Quanto à discussão sobre o conteúdo dos jornais proposta pelo indignado, acho meio difícil. Os jornalistas estão amassando salários que o Diabo não quis e parece que o Sindicato da Categoria está em estado de sonambulismo. Há quanto tempo não se houve falar de uma campanha salarial que mobilize a categoria? Ninguém nem aparece nas reuniões do Sindicato, pelo que eu sei. Os jornalistas paraenses estão anêmicos. Os mais antigos, que ainda resistem na tal mídia, só pensam mesmo em garantir o pouco e sobreviver do jeito que der. Já os mais novos. Faz tempo que a moçada não se politiza e nem se mobiliza. Os motivos todos já sabemos.
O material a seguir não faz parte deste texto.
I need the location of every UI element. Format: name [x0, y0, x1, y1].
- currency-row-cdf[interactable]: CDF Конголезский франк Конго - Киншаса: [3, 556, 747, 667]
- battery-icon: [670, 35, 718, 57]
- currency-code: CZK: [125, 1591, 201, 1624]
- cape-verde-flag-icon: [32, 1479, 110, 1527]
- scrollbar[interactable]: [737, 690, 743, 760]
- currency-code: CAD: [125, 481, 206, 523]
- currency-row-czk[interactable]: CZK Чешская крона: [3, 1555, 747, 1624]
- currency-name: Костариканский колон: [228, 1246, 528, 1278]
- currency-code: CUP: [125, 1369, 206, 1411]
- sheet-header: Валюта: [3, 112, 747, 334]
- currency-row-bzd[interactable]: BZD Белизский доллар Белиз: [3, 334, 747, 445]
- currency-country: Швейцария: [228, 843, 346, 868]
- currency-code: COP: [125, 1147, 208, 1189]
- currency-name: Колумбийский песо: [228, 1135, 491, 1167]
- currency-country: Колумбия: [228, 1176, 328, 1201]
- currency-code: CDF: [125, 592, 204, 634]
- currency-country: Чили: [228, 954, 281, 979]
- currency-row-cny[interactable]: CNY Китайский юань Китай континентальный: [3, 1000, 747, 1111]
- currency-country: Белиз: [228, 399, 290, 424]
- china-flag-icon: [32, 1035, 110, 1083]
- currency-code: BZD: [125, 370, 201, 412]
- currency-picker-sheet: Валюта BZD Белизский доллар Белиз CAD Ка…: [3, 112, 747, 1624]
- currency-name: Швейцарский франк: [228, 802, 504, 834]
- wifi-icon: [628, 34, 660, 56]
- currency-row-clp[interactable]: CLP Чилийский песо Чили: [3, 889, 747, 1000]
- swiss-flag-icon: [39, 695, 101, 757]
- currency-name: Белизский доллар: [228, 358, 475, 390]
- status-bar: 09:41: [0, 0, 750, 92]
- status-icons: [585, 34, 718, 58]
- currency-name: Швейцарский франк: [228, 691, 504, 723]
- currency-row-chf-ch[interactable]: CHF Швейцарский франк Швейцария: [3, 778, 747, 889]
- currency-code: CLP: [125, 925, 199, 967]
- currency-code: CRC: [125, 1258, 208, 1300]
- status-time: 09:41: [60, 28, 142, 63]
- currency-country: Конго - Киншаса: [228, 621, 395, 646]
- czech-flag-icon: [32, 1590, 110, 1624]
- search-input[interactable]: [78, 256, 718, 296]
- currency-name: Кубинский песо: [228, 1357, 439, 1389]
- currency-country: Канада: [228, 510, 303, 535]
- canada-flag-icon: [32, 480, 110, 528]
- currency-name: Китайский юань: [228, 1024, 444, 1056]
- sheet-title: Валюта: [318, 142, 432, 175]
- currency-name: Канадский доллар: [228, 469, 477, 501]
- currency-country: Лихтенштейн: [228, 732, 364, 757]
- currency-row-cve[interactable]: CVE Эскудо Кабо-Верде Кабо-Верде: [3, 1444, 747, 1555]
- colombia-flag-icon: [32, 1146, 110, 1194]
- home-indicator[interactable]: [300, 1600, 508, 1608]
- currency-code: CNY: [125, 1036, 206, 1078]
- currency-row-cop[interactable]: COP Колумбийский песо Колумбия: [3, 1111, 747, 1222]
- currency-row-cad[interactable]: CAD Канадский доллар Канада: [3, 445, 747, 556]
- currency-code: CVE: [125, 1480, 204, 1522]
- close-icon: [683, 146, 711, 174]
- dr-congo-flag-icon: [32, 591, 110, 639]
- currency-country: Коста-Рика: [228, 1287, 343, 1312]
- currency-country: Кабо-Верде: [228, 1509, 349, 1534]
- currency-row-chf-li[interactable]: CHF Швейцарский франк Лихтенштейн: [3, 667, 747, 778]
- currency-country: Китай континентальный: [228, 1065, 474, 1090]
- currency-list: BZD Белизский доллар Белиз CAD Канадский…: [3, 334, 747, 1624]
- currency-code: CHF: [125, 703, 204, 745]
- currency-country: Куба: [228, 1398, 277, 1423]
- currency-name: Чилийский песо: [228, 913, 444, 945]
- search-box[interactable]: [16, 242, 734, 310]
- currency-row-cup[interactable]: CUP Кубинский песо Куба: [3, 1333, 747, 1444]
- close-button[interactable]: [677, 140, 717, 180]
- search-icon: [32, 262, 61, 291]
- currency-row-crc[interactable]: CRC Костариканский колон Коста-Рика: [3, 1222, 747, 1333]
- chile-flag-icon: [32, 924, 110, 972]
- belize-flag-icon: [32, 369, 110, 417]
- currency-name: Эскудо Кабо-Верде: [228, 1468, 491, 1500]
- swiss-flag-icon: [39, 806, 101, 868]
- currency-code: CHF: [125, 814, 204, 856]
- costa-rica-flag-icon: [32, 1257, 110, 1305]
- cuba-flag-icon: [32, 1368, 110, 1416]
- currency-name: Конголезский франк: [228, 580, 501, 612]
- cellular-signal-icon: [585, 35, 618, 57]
Juvencio de Arruda disse...

Fas 10:43, pode provocar.

Anônimo disse...

Um número considerável de cursos de comunicação ( falta qualidade na maioria), não melhora em nada a qualidade da chamada grande imprensa. Alguns "fessores", não têm a menor qualificação. É por isso que eu sou Adorador de BLOG, se discordo de alguma postagem, mando minha opinião, interajo.

Anônimo disse...

Os jornais de Belém se nivelam por baixo, no nível do que cada um tem de pior. Antes, só existia o caderno Negócios, do Diário. Aí o Liberal percebeu que tava perdendo dinheiro e copiou a porcaria, criou o Mercado. Depois, o Amazônia apareceu com as mulheres nuas. Os dois outros copiaram a pornotícia. Mas a concorrência entre eles é forte mesmo nos cadernos de polícia, outra baixaria que envergonha mais do que as mulheres que, coitadas, não tem culpa do jornalismo paraense.

Anônimo disse...

E o bacana com a sua festa e revista 100% permuta, sem conteúdo, babando o ovo de emergente desesperados para aparecer.